Die Hongkonger Seite sprach im Großen und Ganzen über die seit langem bestehende Politik der Inkulturation und vermeidet es, politische Beleidigungen und Themen zu äußern, die zu Einmischungen auf dem Festland führen könnten, sagten die beiden Geistlichen.

ORDINATION DES NEUEN BISCHOFS

Das Treffen fand nur wenige Wochen vor der Ordination des neuen Hongkonger Bischofs Stephen Chow in diesem Monat statt, einer gemäßigten Ernennung im Vatikan, die auf zwei gescheiterte Versuche folgte, den Posten zu besetzen, nachdem Peking unter anderem Druck versucht hatte, die Entscheidung zu beeinflussen.

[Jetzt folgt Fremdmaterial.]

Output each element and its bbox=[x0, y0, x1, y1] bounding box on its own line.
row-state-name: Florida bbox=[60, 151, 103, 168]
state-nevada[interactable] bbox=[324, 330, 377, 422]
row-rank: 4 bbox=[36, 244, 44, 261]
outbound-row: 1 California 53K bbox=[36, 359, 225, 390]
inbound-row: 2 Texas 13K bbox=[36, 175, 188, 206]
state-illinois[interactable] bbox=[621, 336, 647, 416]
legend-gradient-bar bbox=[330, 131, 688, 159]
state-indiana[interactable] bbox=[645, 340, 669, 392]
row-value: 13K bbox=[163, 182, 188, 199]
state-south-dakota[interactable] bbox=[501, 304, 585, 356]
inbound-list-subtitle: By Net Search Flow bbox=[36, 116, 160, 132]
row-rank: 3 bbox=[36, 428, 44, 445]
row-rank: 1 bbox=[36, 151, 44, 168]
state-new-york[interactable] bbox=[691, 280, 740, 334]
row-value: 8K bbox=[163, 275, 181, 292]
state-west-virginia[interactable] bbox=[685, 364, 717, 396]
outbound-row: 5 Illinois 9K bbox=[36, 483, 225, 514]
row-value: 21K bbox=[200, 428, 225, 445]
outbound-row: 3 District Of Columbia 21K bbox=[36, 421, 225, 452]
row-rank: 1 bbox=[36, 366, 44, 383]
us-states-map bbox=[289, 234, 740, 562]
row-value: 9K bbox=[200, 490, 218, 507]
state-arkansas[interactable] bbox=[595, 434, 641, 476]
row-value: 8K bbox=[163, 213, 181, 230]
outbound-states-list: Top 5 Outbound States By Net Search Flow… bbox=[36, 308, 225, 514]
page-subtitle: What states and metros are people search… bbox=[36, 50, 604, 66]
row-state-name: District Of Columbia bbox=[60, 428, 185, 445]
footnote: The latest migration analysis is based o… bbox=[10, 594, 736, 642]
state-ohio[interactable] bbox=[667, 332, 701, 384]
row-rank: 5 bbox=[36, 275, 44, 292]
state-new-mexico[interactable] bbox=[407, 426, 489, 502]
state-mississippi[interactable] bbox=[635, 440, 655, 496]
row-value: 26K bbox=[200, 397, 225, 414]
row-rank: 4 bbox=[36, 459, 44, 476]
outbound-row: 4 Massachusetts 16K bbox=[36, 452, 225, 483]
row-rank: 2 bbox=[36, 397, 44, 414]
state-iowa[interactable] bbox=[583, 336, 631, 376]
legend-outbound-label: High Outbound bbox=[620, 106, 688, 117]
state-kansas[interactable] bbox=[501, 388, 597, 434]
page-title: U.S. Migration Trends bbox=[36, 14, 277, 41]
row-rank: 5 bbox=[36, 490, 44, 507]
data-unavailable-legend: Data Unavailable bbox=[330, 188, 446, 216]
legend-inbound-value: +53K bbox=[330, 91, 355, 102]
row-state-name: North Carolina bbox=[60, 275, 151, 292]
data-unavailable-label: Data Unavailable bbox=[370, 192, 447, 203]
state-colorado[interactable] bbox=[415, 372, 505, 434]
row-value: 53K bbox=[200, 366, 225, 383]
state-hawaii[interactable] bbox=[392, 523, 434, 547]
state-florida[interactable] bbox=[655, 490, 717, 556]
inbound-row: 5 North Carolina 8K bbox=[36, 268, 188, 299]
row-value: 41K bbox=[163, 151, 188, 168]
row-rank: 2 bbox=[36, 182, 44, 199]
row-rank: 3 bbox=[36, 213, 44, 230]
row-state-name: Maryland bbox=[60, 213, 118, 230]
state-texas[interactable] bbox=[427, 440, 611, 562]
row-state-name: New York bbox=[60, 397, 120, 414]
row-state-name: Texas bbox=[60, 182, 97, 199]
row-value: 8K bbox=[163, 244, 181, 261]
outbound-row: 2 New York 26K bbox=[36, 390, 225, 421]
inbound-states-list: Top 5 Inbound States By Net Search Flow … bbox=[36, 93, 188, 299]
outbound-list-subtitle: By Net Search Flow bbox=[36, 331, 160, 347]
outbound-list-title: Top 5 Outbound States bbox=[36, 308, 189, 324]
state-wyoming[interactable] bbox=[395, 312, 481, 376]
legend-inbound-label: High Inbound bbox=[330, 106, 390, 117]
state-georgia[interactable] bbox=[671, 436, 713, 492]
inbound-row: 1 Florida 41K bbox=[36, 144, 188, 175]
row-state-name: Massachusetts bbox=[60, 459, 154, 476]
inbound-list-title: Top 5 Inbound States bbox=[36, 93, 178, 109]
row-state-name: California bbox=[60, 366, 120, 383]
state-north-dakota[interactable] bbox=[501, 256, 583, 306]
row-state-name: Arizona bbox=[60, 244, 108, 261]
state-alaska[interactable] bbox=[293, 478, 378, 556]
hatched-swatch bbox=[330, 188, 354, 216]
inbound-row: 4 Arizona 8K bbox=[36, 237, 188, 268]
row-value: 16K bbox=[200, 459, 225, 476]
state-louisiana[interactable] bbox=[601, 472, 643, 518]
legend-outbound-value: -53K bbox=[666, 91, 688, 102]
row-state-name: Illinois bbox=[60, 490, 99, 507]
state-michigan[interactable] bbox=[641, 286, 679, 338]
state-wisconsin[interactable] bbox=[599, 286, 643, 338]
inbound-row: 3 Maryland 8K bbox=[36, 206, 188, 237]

Die Hongkonger Seite wurde von einem hochrangigen Priester, Reverend Peter Choy, angeführt, einer Persönlichkeit, die von den örtlichen Katholiken als nahe an Peking angesehen wird und früher ihre bevorzugte Wahl für den Bischof war.

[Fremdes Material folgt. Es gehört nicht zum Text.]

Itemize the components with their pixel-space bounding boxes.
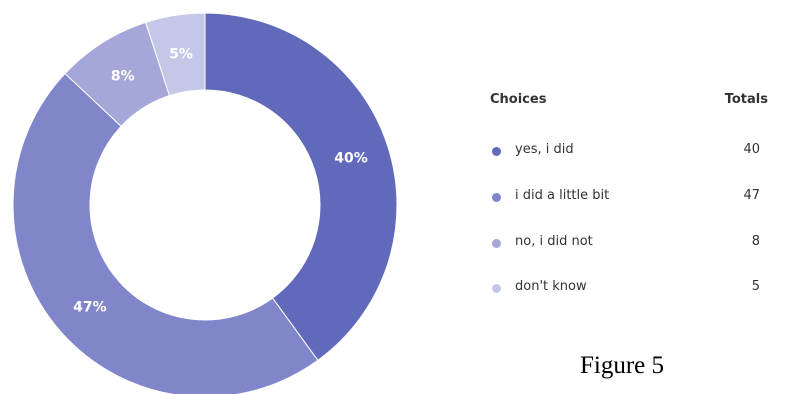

Chow, der damals gewählte Bischof, habe die Veranstaltung nur kurz nach der Eröffnung besucht, was ihm in Zukunft möglicherweise Spielraum geben könnte, sagten drei der Geistlichen.

Der amtierende Bischof Kardinal John Tong eröffnete und schloss die Veranstaltung, sagten sie.

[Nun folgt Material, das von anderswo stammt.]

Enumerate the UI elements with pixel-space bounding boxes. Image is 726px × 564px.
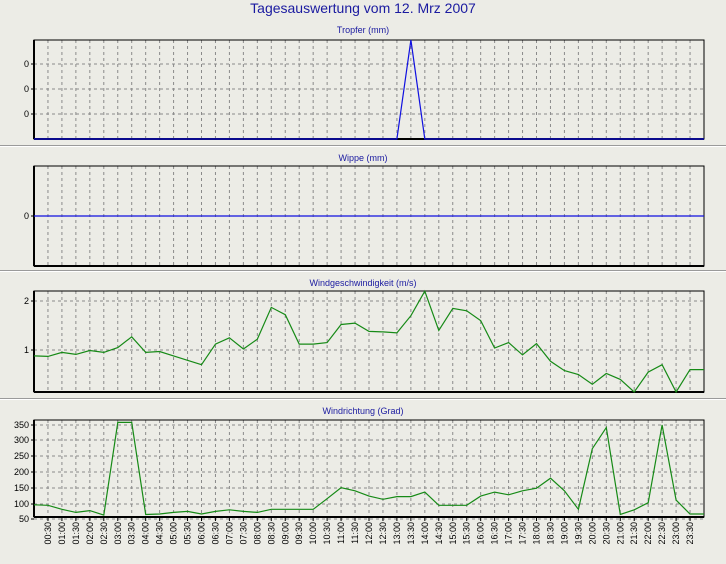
x-tick-label: 12:30 bbox=[378, 522, 388, 545]
x-tick-label: 21:00 bbox=[615, 522, 625, 545]
x-tick-label: 04:30 bbox=[155, 522, 165, 545]
x-tick-label: 08:30 bbox=[266, 522, 276, 545]
x-tick-label: 13:30 bbox=[406, 522, 416, 545]
x-tick-label: 19:30 bbox=[573, 522, 583, 545]
y-tick-label: 0 bbox=[24, 109, 29, 119]
x-tick-label: 11:30 bbox=[350, 522, 360, 544]
y-tick-label: 0 bbox=[24, 59, 29, 69]
y-tick-label: 100 bbox=[14, 499, 29, 509]
x-tick-label: 18:00 bbox=[532, 522, 542, 545]
x-tick-label: 05:00 bbox=[169, 522, 179, 545]
y-tick-label: 0 bbox=[24, 84, 29, 94]
x-tick-label: 08:00 bbox=[252, 522, 262, 545]
series-line bbox=[34, 39, 704, 140]
x-tick-label: 09:00 bbox=[280, 522, 290, 545]
panel-divider bbox=[0, 145, 726, 147]
y-tick-label: 250 bbox=[14, 451, 29, 461]
x-tick-label: 06:00 bbox=[197, 522, 207, 545]
x-tick-label: 17:30 bbox=[518, 522, 528, 545]
chart-title-wippe: Wippe (mm) bbox=[338, 153, 388, 163]
series-line bbox=[33, 289, 704, 394]
x-tick-label: 07:00 bbox=[224, 522, 234, 545]
y-tick-label: 0 bbox=[24, 211, 29, 221]
x-tick-label: 09:30 bbox=[294, 522, 304, 545]
x-tick-label: 23:30 bbox=[685, 522, 695, 545]
x-tick-label: 14:00 bbox=[420, 522, 430, 545]
y-tick-label: 50 bbox=[19, 514, 29, 524]
x-tick-label: 21:30 bbox=[629, 522, 639, 545]
x-tick-label: 15:00 bbox=[448, 522, 458, 545]
x-tick-label: 01:30 bbox=[71, 522, 81, 545]
x-tick-label: 10:00 bbox=[308, 522, 318, 545]
chart-title-tropfer: Tropfer (mm) bbox=[336, 25, 390, 35]
x-tick-label: 11:00 bbox=[336, 522, 346, 544]
x-tick-label: 01:00 bbox=[57, 522, 67, 545]
x-tick-label: 19:00 bbox=[559, 522, 569, 545]
x-tick-label: 03:30 bbox=[127, 522, 137, 545]
x-tick-label: 14:30 bbox=[434, 522, 444, 545]
x-tick-label: 17:00 bbox=[504, 522, 514, 545]
x-tick-label: 03:00 bbox=[113, 522, 123, 545]
x-tick-label: 15:30 bbox=[462, 522, 472, 545]
page-title: Tagesauswertung vom 12. Mrz 2007 bbox=[250, 0, 476, 16]
x-tick-label: 20:30 bbox=[601, 522, 611, 545]
x-tick-label: 23:00 bbox=[671, 522, 681, 545]
chart-title-windrichtung: Windrichtung (Grad) bbox=[322, 406, 404, 416]
x-tick-label: 00:30 bbox=[43, 522, 53, 545]
y-tick-label: 150 bbox=[14, 483, 29, 493]
x-tick-label: 16:30 bbox=[490, 522, 500, 545]
series-line bbox=[33, 421, 704, 516]
x-tick-label: 04:00 bbox=[141, 522, 151, 545]
y-tick-label: 200 bbox=[14, 467, 29, 477]
y-tick-label: 300 bbox=[14, 435, 29, 445]
x-tick-label: 07:30 bbox=[238, 522, 248, 545]
panel-divider bbox=[0, 270, 726, 272]
x-tick-label: 10:30 bbox=[322, 522, 332, 545]
x-tick-label: 13:00 bbox=[392, 522, 402, 545]
x-tick-label: 12:00 bbox=[364, 522, 374, 545]
panel-divider bbox=[0, 398, 726, 400]
x-tick-label: 22:30 bbox=[657, 522, 667, 545]
x-tick-label: 20:00 bbox=[587, 522, 597, 545]
x-tick-label: 05:30 bbox=[183, 522, 193, 545]
x-tick-label: 18:30 bbox=[545, 522, 555, 545]
y-tick-label: 1 bbox=[24, 345, 29, 355]
x-tick-label: 02:00 bbox=[85, 522, 95, 545]
y-tick-label: 2 bbox=[24, 296, 29, 306]
x-tick-label: 02:30 bbox=[99, 522, 109, 545]
x-tick-label: 22:00 bbox=[643, 522, 653, 545]
y-tick-label: 350 bbox=[14, 420, 29, 430]
x-tick-label: 06:30 bbox=[210, 522, 220, 545]
x-tick-label: 16:00 bbox=[476, 522, 486, 545]
chart-title-windgeschwindigkeit: Windgeschwindigkeit (m/s) bbox=[309, 278, 417, 288]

Ein Sprecher der Diözese sagte, Choy, Chow und Tong hätten keine Kommentare.

Während einige der Regierungs- und Wirtschaftseliten Hongkongs katholisch und pro-Peking sind, darunter die Führerin der Stadt, Carrie Lam, sind andere Katholiken seit langem in den prodemokratischen und regierungsfeindlichen Aktivistenbewegungen aktiv.

Anfang dieses Monats sagte Xi auf einer Konferenz in Peking, die in offiziellen Berichten als Nationales Arbeitstreffen für religiöse Angelegenheiten bezeichnet wird, dass alle Religionen in China die Kommunistische Partei annehmen müssten, um eine seiner langjährigen Politiken auszuweiten.

“(Wir) müssen die wesentliche Richtung der Partei in Bezug auf die religiöse Arbeit beibehalten, wir müssen die Richtung unseres Landes zur Sinisierung der Religion fortsetzen, wir müssen weiterhin die große Anzahl von religiösen Gläubigen nehmen und sie um die Partei und die Regierung vereinen”, sagte Xi . sagte.

BLEIBENDER STARK

Einige Diplomaten und Aktivisten sagen, dass sie die Entwicklungen nach Pekings Verhängung eines umfassenden nationalen Sicherheitsgesetzes über Hongkong im Juni 2020 genau beobachten.

Sie sehen Hongkongs breite religiöse Freiheiten und Traditionen wie die Rechtsstaatlichkeit als eine der verbleibenden Hochburgen des Modells “Ein Land, zwei Systeme”, nach dem Großbritannien seine ehemalige Kolonie 1997 an die chinesische Herrschaft zurückgab.

Das Grundgesetz, die Mini-Verfassung, die “ein Land, zwei Systeme” regelt, sieht ausdrücklich Gewissensfreiheit und weite Religionsfreiheit vor, einschließlich des Rechts auf öffentliche Predigten.

Die Kirche in Hongkong operiert im Wesentlichen auf den Linien vor 1997, bleibt in engem Kontakt mit dem Vatikan und beherbergt eine umfangreiche ausländische Missionspräsenz.

Ein Abkommen zwischen China und dem Heiligen Stuhl im Jahr 2018, um langjährige Reibungsverluste zu lindern, indem es der chinesischen Regierung ein maßgebliches Mitspracherecht bei der Ernennung der Bischöfe durch den Vatikan einräumt, gilt nicht für Hongkong, sagen Vatikan-Beamte.

Chinesische und Hongkonger Beamte sagten wiederholt, dass die weitreichenden Freiheiten der Stadt, einschließlich der religiösen Überzeugung und Zugehörigkeit, intakt bleiben.

Das Treffen im Oktober endete mit einem losen Verständnis beider Seiten, dass zukünftige Sitzungen abgehalten werden sollten, aber es wurden keine Termine festgelegt, sagten drei Geistliche.

„Der Druck in Hongkong baut sich auf uns auf … einige von uns sehen (Sinisierung) als Code für die Xi-Nifizierung“, sagte einer von ihnen. “Wir müssen clever sein, um Widerstand zu leisten.”